Avoiding unpleasant surprises with test data
The General Data Protection Regulation (GDPR) prescribes strict handling of personal data. Accordingly, it is prohibited to use data for purposes for which it was not originally collected. Violations can result in severe penalties. If the GDPR at times seemed like a dog that barks but doesn’t bite, the authorities have recently struck with great severity.
The airline British Airways is to pay more than 200 million euros, and the fine for the hotel chain Marriott amounts to 123 million euros. While companies can still appeal, the message is clear: when the GDPR takes hold, it does it right.
The use of personal data is a risky process
In addition to the legal requirements for data use, there are other reasons for using synthetic data exclusively for testing purposes. Many companies outsource the testing of applications with specialized companies as well as foreign companies. Both approaches are problematic when dealing with personal data. Even if contracts are concluded that supposedly ensure data protection, this is not enough.
In addition to the reputational damage for the contracting company, which must inform all affected customers within 72 hours in the event of a data leak, the transfer of customer data abroad is also subject to strong legal rules that also apply to test data.
Another reason is that test environments may well be unstable, increasing the risk of a data leak. Development work is also often outsourced to external experts. Data then leave the company along with the source code to be processed. Even if the data is safe within the company’s own IT infrastructure, an IT manager can of course no longer put his hand in the fire for external environments.
Data is then copied and passed on, but the primary responsibility remains with the original user. In other words, if the protection of personal data is violated, the company or management that originally assumed responsibility for the sensitive information is liable.
Data is essential
But developers need valid data for their tests. Creating a test database with type-compliant field content is a laborious and time-consuming undertaking. In addition, it often does not meet the flexible requirements of the testers and is ultimate – like almost every manual process – more error-prone. A technical solution is available for this: tokenization. Unlike encryption, where the data is converted into a series of seemingly random characters, tokenization creates real-looking, but not real, values. For example, the e-mail address “firstname.lastname@example.org” becomes the non-real “email@example.com.” Thus, the data no longer has any meaning, but it has the correct format and can be tested in the application or database.
Done in a few steps
Creating a tokenized database is easily done in just a few steps using a test data generator. First, the source (e.g. a database) containing personal data must be determined. Then the desired format must be selected – i.e. whether it is a mail address, telephone number, or similar. After tokenization is complete, the source is available with dummy data.
Advantages of type conform test data generation
The advantages of test data generation are obvious. By eliminating the need for real data, all risks of violating privacy regulations are eliminated. This makes it easy for companies to meet regulatory compliance requirements because the test data does not allow for backward conversion to the original data.

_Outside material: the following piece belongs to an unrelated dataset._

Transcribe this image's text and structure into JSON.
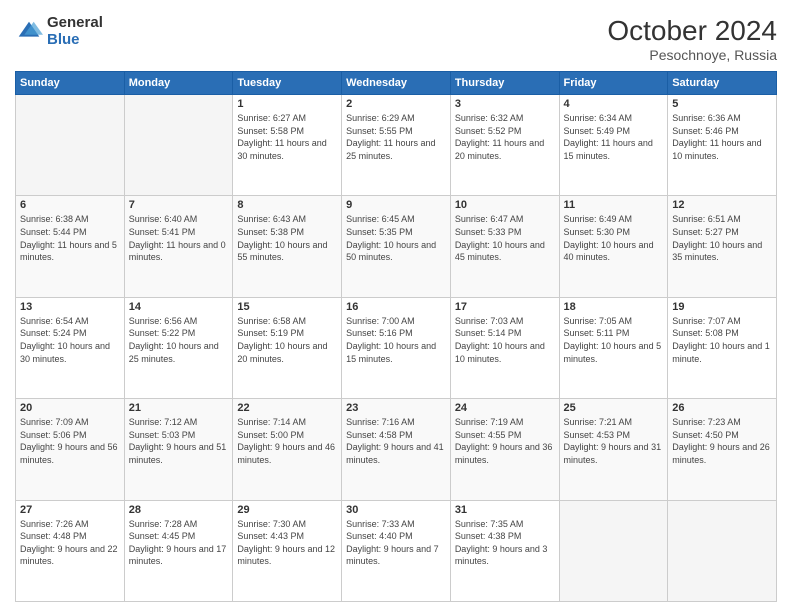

In addition, the generator can be controlled via API, allowing it to be integrated with custom testing tools. It also provides consistent test data in all systems, such as databases, apps, files, and interfaces. This is indispensable for integration tests in particular, where the aim in complex system environments is to have consistent data in as many systems as possible in order to validate the correct interaction of the systems in the test.
What is often forgotten: Test data generation is not a one-time process, but must be flexible to the requirements of the application and the tests. Depending on the test scenario, different data is required, which must also be available in large numbers for mass tests.
In addition, a good generator is characterized by high performance, also because the process of test data generation can be parallelized. It tokenizes only sensitive data and thus reduces the administrative effort. Including the preservation of proportions and logic, it must be fully configurable.
Test data management requirements
In order to take advantage of these benefits, companies must make sure when choosing an appropriate tool that it can handle different formats – i.e. not only the database currently in use but also data in files and applications, for example. And this consistently across all platforms. Especially if the systems to be tested are in data exchange with others.
In addition, the automatic assignment of suitable token profiles for database columns should take place in order to allow an individual token profile. Furthermore, the generator should offer the option to generate the tokens as pronounceable strings if desired to facilitate usability for the testers.
And of course, the quality of the test data must be right, because the requirements of the systems under test must be met. For some applications, for example, a credit card number as a random 16-digit number is sufficient; in other applications, it must be a valid credit card number with correct check digits – generated with the LUHN algorithm.
Sometimes a fictitious street name is sufficient, sometimes the substitute value must be a valid address with a similar demographic structure. Here, the test data management application should also be able to use its own program code to define the valid value ranges of the substitute values.
And as always with applications, ease of use is key. So, how easy is it to define the tokens? Does a custom language need to be taught? Or does the application support common definition options such as regular expressions?
Considering the consequences of carelessly handling real data for testing purposes, any company involved in application or database development should take care of the appropriate software for test data generation. Studies have shown that many companies do not even have an overview of which departments use real data for testing. Such a data classification and survey of data usage is also mandatory according to DSGVO.
Acquiring such a system is a simple process – as is generating the test data. And companies should not only think about the current requirements but also about the increasing number of systems on-premises or in the cloud, which comes up with increasingly faster release cycles. So if a company wants to play it safe in application or database development, there is no way around implementing a professional test data generator.